しかし、144Hzなら7ms、240Hzなら4ms、360Hzなら2.778msまでV-Syncによる強制待ち時間は減る。といったように、リフレッシュレートが高くなるほどV-Syncオンのペナルティーは軽減されるという点も覚えておこう。
こんな感じのゲーム画面があったとしよう。画面のリフレッシュレートとフレームレートが同期していれば、このようにスムーズに動く。V-Syncをオンにすれば、フレームレートはリフレッシュレートに追従するからだ。ただし、この滑らかな表示はGPUパワーがリフレッシュレート以上のフレームレートを出せる状況である場合に限定される
V-Syncを有効にすると、毎フレーム必ずリフレッシュレートに合わせて描画できるなら、上図のように画面の滑らかさや画質が担保される。だが、問題はCPUやGPUの性能不足などの理由でフレームレートがリフレッシュレートを下回る場合だ。
そのような場合、「スタッター」という問題が発生する。
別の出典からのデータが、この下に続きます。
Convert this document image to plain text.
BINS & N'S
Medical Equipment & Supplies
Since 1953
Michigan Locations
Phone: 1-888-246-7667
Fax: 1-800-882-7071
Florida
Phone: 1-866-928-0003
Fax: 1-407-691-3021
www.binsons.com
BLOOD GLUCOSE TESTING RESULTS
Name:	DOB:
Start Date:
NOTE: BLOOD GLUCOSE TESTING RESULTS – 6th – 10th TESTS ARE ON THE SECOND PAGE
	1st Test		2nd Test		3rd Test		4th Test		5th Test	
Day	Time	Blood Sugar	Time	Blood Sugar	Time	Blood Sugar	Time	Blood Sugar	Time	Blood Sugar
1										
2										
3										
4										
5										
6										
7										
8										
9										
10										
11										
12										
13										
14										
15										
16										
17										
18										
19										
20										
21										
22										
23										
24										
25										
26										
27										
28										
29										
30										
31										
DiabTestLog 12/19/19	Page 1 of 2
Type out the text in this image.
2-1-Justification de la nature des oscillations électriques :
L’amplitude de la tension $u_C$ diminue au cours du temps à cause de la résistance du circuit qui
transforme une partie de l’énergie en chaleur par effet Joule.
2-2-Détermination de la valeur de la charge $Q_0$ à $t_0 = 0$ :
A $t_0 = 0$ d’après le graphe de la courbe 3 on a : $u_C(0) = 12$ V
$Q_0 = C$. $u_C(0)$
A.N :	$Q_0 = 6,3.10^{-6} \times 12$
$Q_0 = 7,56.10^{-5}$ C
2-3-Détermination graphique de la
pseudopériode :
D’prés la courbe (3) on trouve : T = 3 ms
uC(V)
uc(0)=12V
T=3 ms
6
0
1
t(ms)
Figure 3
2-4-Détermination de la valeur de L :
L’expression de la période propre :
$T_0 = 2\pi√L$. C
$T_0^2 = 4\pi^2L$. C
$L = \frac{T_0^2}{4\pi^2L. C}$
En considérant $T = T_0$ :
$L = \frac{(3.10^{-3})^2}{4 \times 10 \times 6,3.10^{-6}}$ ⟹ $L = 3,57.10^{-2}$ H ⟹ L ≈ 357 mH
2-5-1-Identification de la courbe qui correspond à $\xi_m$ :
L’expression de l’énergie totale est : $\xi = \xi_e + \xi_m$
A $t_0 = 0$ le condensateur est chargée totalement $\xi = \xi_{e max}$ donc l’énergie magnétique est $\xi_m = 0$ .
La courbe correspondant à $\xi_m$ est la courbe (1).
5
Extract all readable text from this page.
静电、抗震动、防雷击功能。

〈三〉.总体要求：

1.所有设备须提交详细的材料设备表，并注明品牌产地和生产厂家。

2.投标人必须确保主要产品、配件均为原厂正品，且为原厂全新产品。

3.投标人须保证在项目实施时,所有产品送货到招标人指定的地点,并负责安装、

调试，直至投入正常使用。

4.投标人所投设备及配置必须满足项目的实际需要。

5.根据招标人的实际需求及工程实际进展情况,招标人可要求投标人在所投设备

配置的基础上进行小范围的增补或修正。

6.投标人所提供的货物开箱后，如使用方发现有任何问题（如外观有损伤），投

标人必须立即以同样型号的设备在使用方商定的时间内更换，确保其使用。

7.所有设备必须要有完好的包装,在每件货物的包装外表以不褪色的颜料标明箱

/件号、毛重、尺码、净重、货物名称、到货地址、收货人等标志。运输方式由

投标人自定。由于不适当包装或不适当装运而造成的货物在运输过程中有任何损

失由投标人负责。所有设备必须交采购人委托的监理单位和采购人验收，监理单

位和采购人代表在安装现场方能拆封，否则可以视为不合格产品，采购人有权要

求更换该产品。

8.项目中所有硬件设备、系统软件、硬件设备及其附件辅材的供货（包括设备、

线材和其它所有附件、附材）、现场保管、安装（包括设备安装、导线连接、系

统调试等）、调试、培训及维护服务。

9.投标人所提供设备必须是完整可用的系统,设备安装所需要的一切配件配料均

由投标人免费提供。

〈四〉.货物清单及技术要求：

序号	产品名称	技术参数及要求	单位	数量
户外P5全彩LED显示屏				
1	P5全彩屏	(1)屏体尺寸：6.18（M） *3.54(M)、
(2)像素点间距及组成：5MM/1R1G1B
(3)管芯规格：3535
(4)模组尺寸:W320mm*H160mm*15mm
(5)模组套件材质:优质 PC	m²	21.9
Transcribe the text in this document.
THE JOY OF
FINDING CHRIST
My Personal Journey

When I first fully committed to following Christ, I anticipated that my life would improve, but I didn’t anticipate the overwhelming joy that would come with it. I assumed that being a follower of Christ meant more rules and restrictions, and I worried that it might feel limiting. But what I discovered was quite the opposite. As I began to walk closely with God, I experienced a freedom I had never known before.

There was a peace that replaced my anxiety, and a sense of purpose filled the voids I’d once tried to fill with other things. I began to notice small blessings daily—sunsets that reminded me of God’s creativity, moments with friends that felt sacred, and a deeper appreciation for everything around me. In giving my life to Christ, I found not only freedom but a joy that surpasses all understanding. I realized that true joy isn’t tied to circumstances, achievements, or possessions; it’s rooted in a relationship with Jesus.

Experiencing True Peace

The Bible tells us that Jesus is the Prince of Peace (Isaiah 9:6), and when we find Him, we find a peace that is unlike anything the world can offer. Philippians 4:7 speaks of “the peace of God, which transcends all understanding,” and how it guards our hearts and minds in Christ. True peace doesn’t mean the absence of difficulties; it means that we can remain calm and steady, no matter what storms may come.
V-Syncが来るまでにバックバッファーへの描画が終わらない場合、バックバッファーへの描画が終わるまでフロントバッファーにある絵が引き続き表示される。つまり、画面の動きが「カクつく」わけだ。
V-Syncを有効にしても、GPUの性能が足りずスタッターが出る場合。バックバッファーへの描画が間に合わず、フロントバッファーに入っていた前フレームのデータが画面にそのまま表示される。右のディスプレーの内容を注視すれば、同じフレームが続けて表示されていることがわかるはずだ
そこで、操作のレスポンスが重要なゲームシーンでは、V-Syncをオフにすることが慣例となっていた。つまり、V-Syncによるリフレッシュレートの同期を待たずに、GPUが描いたそばから画面を更新することを許容することで、スタッターを回避してE-Eシステムレイテンシーを改善できる。
しかし、V-Syncオフにもデメリットはある。フロントバッファーからフレーム1の内容を画面へ出力している途中、バックバッファーへフレーム2の描画が完了したとする。その場合、描画が完了した次の瞬間、フロントバッファーの内容がフレーム2の内容に“置換されて”しまうのだ。
このような場合、画面の途中から「その時点での」フロントバッファーの内容が出力される。更新途中でフロントバッファーが置換されれば、途中から新しいフレームの内容になる。そうすると、画面が横に分断されたように表示される。これが「ティアリング」と呼ばれるものの正体だ。
とくに、カメラを激しく動かすシーンでティアリングが発生すると、非常に目立つ上に眼も疲れる。スタッターと同様、ティアリングもできれば避けたい現象である。ただし、E−Eシステムレイテンシーは最短なので、ティアリングを我慢することを前提にV-Syncオフで運用している人も多い。